Hint: Assume the part that A has as x and that of B as y. Form the first equation by taking the sum of x and y and equating it with 1301. Use compound interest formula for the calculation of amount (A) given as \[A=P{{\left( 1+\dfrac{r}{n} \right)}^{nt}}\]. Here P is the principal amount, r is the rate per annum, t is the time in years and n is the number of times the interest is given in one year. Use the values P = x, r = $\dfrac{4}{100}$, t = 7 and n = 1 for A and P = y, r = $\dfrac{4}{100}$, t = 9 and n = 1 for B. Form the second equation and find the values of x and y by solving the two equations.

Complete step by step answer:
Here we have been provided with the amount of Rs. 1301 and we are asked to divide it among A and B with certain provided conditions regarding the compound interest.
 Now, let us assume that the amount is divided in such a manner that A has Rs. x and B has Rs. y. So the sum of these parts must be equal to Rs. 1301, therefore we get,
$\Rightarrow x+y=1301........\left( i \right)$
It is given that the amount of A after 7 years must be equal to the amount of B after 9 years with the interest being compounded at 4% per annum.
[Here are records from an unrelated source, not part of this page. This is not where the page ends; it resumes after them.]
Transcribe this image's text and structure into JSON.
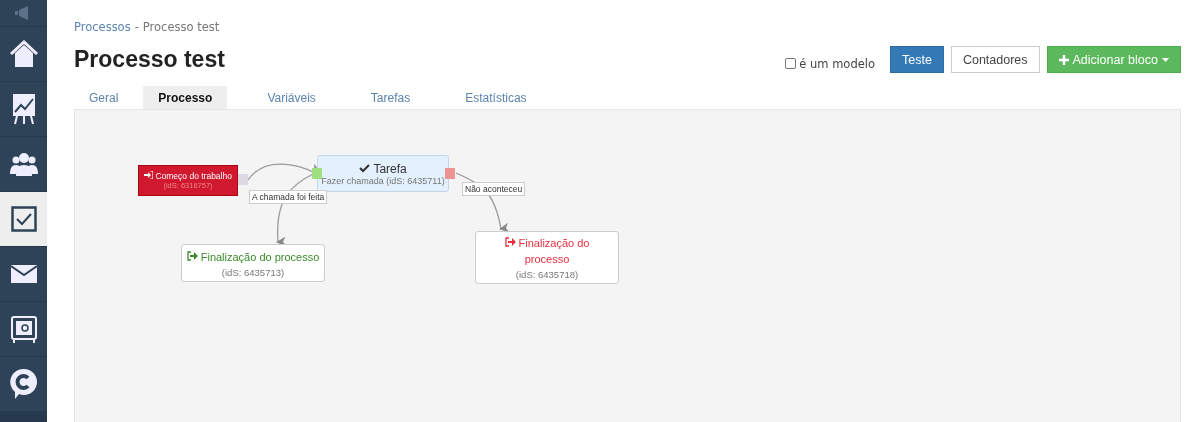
{
  "sidebar": {
    "items": [
      {
        "kind": "announce",
        "selected": false
      },
      {
        "kind": "home",
        "selected": false
      },
      {
        "kind": "chart",
        "selected": false
      },
      {
        "kind": "people",
        "selected": false
      },
      {
        "kind": "tasks",
        "selected": true
      },
      {
        "kind": "mail",
        "selected": false
      },
      {
        "kind": "safe",
        "selected": false
      },
      {
        "kind": "chat",
        "selected": false
      }
    ]
  },
  "breadcrumb": {
    "items": [
      {
        "label": "Processos",
        "kind": "link"
      },
      {
        "label": "Processo test",
        "kind": "current"
      }
    ],
    "separator": "-"
  },
  "title": "Processo test",
  "template_checkbox": {
    "label": "é um modelo",
    "checked": false
  },
  "buttons": [
    {
      "label": "Teste",
      "kind": "primary"
    },
    {
      "label": "Contadores",
      "kind": "default"
    },
    {
      "label": "Adicionar bloco",
      "kind": "success"
    }
  ],
  "tabs": [
    {
      "label": "Geral",
      "selected": false
    },
    {
      "label": "Processo",
      "selected": true
    },
    {
      "label": "Variáveis",
      "selected": false
    },
    {
      "label": "Tarefas",
      "selected": false
    },
    {
      "label": "Estatísticas",
      "selected": false
    }
  ],
  "diagram": {
    "nodes": [
      {
        "kind": "start",
        "title": "Começo do trabalho",
        "subtitle": "(idS: 6316757)"
      },
      {
        "kind": "task",
        "title": "Tarefa",
        "subtitle": "Fazer chamada (idS: 6435711)"
      },
      {
        "kind": "end_success",
        "title": "Finalização do processo",
        "subtitle": "(idS: 6435713)"
      },
      {
        "kind": "end_failure",
        "title": "Finalização do processo",
        "subtitle": "(idS: 6435718)"
      }
    ],
    "edge_labels": [
      "A chamada foi feita",
      "Não aconteceu"
    ]
  }
}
We know that the Amount (A) as calculated due to the compound Interest is given as \[A=P{{\left( 1+\dfrac{r}{n} \right)}^{nt}}\] where P is the principal amount, r is the rate per annum, t is the time in years and n is number of times the interest is given in one year.
(1) For A we have P = x, r = $\dfrac{4}{100}$, t = 7 and since the interest is being compounded annually so we have n = 1, substituting in the formula we get,
\[\begin{align}
  & \Rightarrow {{A}_{1}}=x{{\left( 1+\dfrac{4}{100\times 1} \right)}^{1\times 7}} \\
 & \Rightarrow {{A}_{1}}=x{{\left( 1+\dfrac{1}{25} \right)}^{7}} \\
 & \Rightarrow {{A}_{1}}=x{{\left( \dfrac{26}{25} \right)}^{7}} \\
\end{align}\]
(2) For B we have P = y, r = $\dfrac{4}{100}$, t = 9 and here also the interest is being compounded annually so we have n = 1, substituting in the formula we get,
\[\begin{align}
  & \Rightarrow {{A}_{2}}=y{{\left( 1+\dfrac{4}{100\times 1} \right)}^{1\times 9}} \\
 & \Rightarrow {{A}_{2}}=y{{\left( 1+\dfrac{1}{25} \right)}^{9}} \\
 & \Rightarrow {{A}_{2}}=y{{\left( \dfrac{26}{25} \right)}^{9}} \\
\end{align}\]
Now, according to the information given in the question we must have ${{A}_{1}}={{A}_{2}}$, so we get,
\[\Rightarrow x{{\left( \dfrac{26}{25} \right)}^{7}}=y{{\left( \dfrac{26}{25} \right)}^{9}}\]
Cancelling the common factors we get,
\[\Rightarrow x=y{{\left( \dfrac{26}{25} \right)}^{2}}..........\left( ii \right)\]
Substituting the value of x in terms of y from equation (i) in equation (ii) we get,
\[\begin{align}
  & \Rightarrow 1301-y=y{{\left( \dfrac{26}{25} \right)}^{2}} \\
 & \Rightarrow y\left( {{\left( \dfrac{26}{25} \right)}^{2}}+1 \right)=1301 \\
 & \Rightarrow y\left( \dfrac{1301}{625} \right)=1301 \\
\end{align}\]
Simplifying the above relation for the value of y we get,
\[\Rightarrow y=625\]
Substituting the above obtained value of y in equation (i) we get,
\[\begin{align}
  & \Rightarrow x=1301-625 \\
 & \Rightarrow x=676 \\
\end{align}\]
Hence, the given amount is divided such that A has Rs. 676 and B has Rs. 625.

Note: Remember the formula of compound interest and all the terms used in the formula. You must be careful while substituting the value of n in the formula. If the question says that the interest is compounded half yearly then take n = 2 and for quarterly take n = 4. Always divide the given rate (in percentage) by 100 and then substitute in the formula.